FIGS. 1-3 illustrate use of the breast implant filling technique of the present invention. In FIG. 1, the torso of a breast implant patient is shown with number of possible incisions used by surgeons. Specifically, the possible incisions include an inframammary incision 20, a periareolar incision 22, and a transaxillary incision 24. It should be understood that the breast implants of the present invention may be delivered through any of these incisions, or others, depending on the preference of the surgeon after consultation with the patient.
FIG. 2 shows a cross-section of a breast having implanted therein an implant shell 10 of the present invention. The shell 10 comprises a flexible, preferably elastomeric, member 30 having a shell wall defining an inner chamber 34. The shell further comprises a quantity of dry particles, for example, dry hydrogel nanoparticles, located within the inner chamber. After the shell has been implanted into the breast, a syringe 32 or other means is used to deliver a suitable amount of a fluid, for example, an aqueous solution, for example, a saline solution, to the inner chamber 34. The fluid mixes with and hydrates the quantity of dry nanoparticles to form, in vivo, a hydrogel-filled implant.

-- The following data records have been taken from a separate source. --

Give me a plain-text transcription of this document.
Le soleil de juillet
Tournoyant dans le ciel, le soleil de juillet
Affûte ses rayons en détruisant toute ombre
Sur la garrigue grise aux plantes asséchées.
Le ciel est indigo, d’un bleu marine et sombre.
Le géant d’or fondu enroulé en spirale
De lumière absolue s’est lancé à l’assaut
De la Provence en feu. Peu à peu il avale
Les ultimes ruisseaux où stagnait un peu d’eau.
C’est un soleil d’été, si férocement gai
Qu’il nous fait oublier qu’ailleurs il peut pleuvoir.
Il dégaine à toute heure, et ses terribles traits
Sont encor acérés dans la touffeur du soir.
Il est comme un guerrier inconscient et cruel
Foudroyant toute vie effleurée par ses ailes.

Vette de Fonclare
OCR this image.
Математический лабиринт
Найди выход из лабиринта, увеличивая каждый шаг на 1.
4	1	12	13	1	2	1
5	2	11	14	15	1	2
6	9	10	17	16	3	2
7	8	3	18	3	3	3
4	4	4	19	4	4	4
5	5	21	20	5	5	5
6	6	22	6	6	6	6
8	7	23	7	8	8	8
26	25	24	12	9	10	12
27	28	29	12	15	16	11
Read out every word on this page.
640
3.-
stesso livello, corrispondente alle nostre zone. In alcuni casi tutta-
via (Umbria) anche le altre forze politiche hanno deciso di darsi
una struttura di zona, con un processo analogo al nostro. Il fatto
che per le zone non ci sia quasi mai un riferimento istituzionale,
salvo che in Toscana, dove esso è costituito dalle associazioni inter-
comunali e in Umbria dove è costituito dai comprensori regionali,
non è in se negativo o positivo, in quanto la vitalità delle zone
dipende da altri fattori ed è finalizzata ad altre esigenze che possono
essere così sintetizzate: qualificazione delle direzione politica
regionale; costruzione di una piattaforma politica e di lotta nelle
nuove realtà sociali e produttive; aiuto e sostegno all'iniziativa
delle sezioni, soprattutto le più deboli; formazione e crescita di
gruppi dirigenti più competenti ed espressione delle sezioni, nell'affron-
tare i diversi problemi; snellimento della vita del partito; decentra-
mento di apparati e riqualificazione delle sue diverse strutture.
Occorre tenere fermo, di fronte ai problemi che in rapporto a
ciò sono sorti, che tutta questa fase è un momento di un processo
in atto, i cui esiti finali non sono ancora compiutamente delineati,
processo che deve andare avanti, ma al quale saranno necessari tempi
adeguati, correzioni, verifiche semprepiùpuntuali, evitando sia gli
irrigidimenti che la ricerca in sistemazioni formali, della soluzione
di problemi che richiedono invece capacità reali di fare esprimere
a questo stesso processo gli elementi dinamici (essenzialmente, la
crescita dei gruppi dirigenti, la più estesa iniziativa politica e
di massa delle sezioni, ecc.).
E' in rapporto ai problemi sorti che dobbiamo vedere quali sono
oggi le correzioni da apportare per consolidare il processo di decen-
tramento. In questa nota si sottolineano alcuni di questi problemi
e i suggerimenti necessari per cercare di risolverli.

It can be appreciated that, advantageously, the incision used in the methods of the present invention can be substantially smaller than that required for implanting a conventional pre-filled silicone gel-filled implant. Furthermore, the resulting prosthesis is more natural in appearance and feel than a typical saline-filled implant. FIG. 3 shows the exterior appearance of the breasts after the implant procedure.
FIG. 4 is a cross-sectional view through the shell 10 prior to hydration of the dry material 40. A common material for the shell wall is a vulcanized (cured) silicone elastomer. FIG. 5 is a cross-sectional view through the shell 10 after hydration of the material, which has formed a nanoparticle gel 50. In one aspect of the invention, the flexible member 30 defines an inner chamber having a first volume defined by the volume of dry particulate material 40 and a second volume greater than the first volume when the dry particulate material is hydrated (e.g. volume of gel 50) as shown in FIG. 5.
For example, the shell 30 defines an inner chamber having a predetermined volume when inflated with a fluid greater than the first volume when not inflated with the fluid. The shell 30 is considered inflated when the inner chamber is full of a fluid at ambient pressure. Preferably, the quantity of dry nanoparticles has a dry volume of between about 1% to about 30%, about 40% or about 50% of the predetermined volume of the inflated shell. In a specific embodiment, the quantity of dry nanoparticles has a dry volume of about 10% of the predetermined volume of the shell.
The shell 30 may be formed using a variety of techniques, such as dip-molding or rotational molding. In order to introduce the dry nanoparticles after formation of the elastomeric shell, a fill aperture will be left that is covered with a patch 42, as is known in the art. The patch 42 may be self-sealing, or the entire shell 30 may be self-sealing, to permit puncture by a fill needle after implant without risk of leakage.
Although the invention has been described and illustrated with a certain degree of particularity, it is understood that the present disclosure has been made only by way of example, and that numerous changes in the combination and arrangement of parts can be resorted to by those skilled in the art without departing from the scope of the invention, as hereinafter claimed.